Many people only experience sub-Saharan Africa through photographs. The teary-eyed child in rags is familiar to all of us as the portrait of poverty charities use to communicate a hopelessness in need of our pity and charity. I reacted very strongly to these images when I returned from Africa in 2008 after a 4 month volunteer placement in Malawi, working with Engineers Without Borders Canada. I compared the images I saw to my Malawian friends – people who embodied intelligence, resilience, and compassion – and I felt lied to.

It seemed that these photos presented by development organizations and the media were deliberately providing only one perspective of rural Africans like my friends in Malawi, which was despair.

This year, I returned to Malawi to begin a long-term placement with Engineers Without Borders, and I knew that in the course of my work I wanted to expose the dehumanizing way in which Africans are depicted through the media. Motivated by my work with EWB, I began a project to take two photos of the same person: one photo with the typical symbols of poverty (miserable look and ripped clothes, for example) and another of the same person looking their very finest. This juxtaposition shows exactly how an image can be carefully constructed to present the same person in very different ways. The project is making an unavoidable comment on how Africans have traditionally been represented in development sector photographs which, in many cases, could not be farther from the truth.

In undertaking this project, I have been collaborating with some of my Malawian friends, so I asked them how they feel photos from Non-Governmental Organizations and the media represent them. I found they held similar sentiments to my own on how photos are carefully selected to convey messages of desperation. The idea for the project excited them, especially when I asked them how they would like a photo to represent them at their best.
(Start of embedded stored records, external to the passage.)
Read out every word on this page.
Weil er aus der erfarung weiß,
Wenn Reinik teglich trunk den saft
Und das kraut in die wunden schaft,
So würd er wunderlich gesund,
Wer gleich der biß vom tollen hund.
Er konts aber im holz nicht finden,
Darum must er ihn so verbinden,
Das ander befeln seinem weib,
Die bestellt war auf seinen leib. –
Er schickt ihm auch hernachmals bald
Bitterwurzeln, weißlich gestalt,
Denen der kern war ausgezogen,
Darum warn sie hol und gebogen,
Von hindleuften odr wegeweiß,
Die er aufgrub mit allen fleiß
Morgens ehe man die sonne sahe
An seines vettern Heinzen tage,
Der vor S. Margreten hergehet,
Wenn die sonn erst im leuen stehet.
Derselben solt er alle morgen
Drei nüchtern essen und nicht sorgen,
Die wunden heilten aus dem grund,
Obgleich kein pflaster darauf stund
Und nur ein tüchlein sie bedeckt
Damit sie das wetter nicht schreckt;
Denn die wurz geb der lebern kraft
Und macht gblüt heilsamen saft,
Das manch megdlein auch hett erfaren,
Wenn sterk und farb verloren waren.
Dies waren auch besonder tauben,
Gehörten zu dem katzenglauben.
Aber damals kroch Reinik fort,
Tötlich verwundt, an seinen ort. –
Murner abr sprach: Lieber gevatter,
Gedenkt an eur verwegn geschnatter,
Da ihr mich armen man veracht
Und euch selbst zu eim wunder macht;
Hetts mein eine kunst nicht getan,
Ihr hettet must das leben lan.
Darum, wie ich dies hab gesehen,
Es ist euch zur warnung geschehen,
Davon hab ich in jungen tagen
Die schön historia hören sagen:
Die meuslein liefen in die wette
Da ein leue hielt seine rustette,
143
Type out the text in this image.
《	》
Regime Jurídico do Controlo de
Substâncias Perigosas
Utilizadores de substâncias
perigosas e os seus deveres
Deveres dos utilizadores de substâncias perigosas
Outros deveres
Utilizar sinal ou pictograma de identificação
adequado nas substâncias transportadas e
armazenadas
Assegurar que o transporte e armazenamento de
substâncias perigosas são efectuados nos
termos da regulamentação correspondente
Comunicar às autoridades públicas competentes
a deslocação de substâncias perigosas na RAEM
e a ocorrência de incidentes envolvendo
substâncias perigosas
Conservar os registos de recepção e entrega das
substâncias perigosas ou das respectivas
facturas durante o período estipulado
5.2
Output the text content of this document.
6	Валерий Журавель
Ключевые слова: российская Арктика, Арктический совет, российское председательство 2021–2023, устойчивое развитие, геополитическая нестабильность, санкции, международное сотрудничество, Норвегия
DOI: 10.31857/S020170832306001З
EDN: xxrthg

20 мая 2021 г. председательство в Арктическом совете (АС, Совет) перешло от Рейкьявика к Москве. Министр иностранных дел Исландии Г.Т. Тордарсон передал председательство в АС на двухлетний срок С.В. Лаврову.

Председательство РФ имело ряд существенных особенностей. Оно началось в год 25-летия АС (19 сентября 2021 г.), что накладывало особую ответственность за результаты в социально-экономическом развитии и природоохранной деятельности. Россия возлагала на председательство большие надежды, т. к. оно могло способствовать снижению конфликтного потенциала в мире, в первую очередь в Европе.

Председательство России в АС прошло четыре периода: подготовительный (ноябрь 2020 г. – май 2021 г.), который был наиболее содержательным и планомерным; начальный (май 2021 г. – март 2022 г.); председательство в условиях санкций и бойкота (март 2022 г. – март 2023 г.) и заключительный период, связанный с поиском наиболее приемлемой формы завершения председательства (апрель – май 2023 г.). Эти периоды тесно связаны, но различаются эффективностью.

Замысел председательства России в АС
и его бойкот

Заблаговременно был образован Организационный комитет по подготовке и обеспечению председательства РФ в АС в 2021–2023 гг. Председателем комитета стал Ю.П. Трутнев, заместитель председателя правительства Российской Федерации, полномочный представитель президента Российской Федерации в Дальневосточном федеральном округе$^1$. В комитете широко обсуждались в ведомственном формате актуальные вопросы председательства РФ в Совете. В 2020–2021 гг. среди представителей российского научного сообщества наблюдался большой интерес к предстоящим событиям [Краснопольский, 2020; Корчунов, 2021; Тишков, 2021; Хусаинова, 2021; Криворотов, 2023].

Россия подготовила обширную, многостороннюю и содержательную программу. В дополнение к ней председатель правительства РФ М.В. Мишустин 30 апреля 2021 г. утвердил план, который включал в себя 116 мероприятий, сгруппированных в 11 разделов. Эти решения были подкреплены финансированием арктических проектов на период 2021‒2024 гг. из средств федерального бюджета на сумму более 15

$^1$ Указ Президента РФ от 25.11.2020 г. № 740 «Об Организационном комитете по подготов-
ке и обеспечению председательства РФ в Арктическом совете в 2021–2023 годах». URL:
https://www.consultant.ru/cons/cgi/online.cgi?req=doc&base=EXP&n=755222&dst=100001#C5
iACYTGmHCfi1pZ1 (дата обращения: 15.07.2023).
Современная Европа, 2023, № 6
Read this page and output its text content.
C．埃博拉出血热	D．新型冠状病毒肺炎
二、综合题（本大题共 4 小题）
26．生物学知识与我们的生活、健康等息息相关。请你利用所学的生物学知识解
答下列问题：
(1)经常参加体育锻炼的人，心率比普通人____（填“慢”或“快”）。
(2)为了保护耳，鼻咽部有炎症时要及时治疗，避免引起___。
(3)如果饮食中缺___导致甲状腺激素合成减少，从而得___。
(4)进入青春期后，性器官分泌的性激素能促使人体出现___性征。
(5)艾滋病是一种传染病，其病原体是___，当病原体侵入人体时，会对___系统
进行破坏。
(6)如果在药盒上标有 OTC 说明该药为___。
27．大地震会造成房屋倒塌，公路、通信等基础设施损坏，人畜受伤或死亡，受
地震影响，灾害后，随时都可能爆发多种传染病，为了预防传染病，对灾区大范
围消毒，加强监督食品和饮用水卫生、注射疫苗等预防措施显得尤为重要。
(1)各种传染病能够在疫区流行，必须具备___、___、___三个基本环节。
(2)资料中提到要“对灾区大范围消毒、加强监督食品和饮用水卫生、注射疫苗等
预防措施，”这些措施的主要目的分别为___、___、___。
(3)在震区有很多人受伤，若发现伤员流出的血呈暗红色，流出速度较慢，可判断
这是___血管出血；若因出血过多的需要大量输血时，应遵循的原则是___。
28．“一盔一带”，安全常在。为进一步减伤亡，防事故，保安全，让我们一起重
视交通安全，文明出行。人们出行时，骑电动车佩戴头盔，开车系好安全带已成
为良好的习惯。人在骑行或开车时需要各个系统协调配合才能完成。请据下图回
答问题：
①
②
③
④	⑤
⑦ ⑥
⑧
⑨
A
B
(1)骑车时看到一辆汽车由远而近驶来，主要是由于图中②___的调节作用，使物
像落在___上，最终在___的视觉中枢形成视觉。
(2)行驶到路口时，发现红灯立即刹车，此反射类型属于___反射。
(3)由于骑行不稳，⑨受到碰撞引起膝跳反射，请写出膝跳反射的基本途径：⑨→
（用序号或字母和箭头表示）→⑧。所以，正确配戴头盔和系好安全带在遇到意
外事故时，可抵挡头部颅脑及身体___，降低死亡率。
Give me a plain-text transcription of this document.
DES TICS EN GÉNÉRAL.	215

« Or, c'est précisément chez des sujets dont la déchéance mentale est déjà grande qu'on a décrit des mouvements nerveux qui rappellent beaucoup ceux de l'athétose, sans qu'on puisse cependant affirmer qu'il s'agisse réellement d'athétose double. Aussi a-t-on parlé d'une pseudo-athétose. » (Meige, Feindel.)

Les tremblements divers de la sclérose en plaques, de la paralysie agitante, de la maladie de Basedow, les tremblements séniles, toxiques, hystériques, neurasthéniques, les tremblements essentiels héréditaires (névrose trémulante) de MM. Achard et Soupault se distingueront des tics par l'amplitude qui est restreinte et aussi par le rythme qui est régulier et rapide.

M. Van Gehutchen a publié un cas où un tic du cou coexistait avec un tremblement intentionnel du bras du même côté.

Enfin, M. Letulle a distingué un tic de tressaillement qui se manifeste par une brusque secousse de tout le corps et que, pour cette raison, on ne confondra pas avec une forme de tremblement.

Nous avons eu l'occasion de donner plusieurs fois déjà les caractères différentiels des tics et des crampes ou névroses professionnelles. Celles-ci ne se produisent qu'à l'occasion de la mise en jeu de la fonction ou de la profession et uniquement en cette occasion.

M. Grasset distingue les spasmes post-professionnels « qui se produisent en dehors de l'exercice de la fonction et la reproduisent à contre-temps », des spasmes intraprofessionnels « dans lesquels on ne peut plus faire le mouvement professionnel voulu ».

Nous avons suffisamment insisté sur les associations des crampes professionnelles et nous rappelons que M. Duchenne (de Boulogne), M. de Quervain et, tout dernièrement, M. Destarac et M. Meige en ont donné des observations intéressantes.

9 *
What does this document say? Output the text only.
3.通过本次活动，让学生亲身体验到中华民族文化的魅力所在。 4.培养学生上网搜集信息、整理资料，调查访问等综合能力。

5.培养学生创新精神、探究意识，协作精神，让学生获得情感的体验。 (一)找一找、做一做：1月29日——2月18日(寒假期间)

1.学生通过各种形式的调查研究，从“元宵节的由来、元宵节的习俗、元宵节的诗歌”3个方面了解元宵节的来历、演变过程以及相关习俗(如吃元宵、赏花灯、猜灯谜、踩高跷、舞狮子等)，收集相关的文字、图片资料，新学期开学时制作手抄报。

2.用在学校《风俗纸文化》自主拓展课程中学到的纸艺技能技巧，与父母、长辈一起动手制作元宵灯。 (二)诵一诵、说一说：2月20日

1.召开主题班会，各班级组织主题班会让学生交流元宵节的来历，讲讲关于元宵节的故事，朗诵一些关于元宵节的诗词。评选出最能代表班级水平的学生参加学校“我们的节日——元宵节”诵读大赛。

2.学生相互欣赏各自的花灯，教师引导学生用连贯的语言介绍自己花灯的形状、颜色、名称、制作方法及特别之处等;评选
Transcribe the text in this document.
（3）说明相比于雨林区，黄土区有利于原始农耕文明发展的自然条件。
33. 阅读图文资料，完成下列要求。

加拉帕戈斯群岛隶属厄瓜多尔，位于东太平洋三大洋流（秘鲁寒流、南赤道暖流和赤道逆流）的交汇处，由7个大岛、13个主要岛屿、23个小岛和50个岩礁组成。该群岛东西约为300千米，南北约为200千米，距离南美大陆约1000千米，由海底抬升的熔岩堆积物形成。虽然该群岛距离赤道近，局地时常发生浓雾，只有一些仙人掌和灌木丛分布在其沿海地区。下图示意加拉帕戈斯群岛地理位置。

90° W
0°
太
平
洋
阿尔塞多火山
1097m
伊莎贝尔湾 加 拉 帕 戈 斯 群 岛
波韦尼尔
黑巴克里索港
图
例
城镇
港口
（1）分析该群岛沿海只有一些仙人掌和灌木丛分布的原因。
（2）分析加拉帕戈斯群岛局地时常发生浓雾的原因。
They told me that photographers don’t usually ask.

“NGOs come to the village here to take pictures of people,” says Edward Kabzela of Chagunda Village, Malawi. “At church, at the market, on the road, at meetings. Only people who are dressed poorly.”

Edward Kabzela trying to look “poor” for the benefit of the project.

Although Edward lives in a remote village, he is a rural businessman and wants to be seen as one.

Signifiers of an impoverished person are subtle, but familiar in the first photo: a blank expression, torn clothes, and litter strewn around. The second photo conveys such radically different impressions of Edward that it is hard to believe it is the same person.

By compiling the subtle signifiers of poverty, NGOs and the media have built a public impression of Africa that obscures the true potential of its people.

Bauleni Banda, a subsistence farmer in Chikandwe Village, Malawi

This photo project, which I am dubbing ‘Perspectives of Poverty’, is not to say that people do not suffer in Africa. Malawi is one of the poorest countries in the world, and we must not lose sight of the fact that millions struggle to get by. But how we interpret the lives of others is critically important since it affects how we support those struggling to overcome poverty. Poor does not mean undignified, in many cases these people are resilient, innovative and incredibly hard working – and should be represented as such.

It is here where photography plays a central role. As photographers, we hold tremendous power in deciding how to construct an image, especially when photographing an environment the audience is unfamiliar with. This power has been abused at the expense of those living in poverty to sustain an idea of development built on pity and charity.

A change in perspective is needed to see beyond the familiar stereotypes of poverty, and to see development a means of collaboration for investing in capable people. Collectively, we can initiate a shift in perspectives towards viewing the rural poor with the dignity and the respect that they deserve.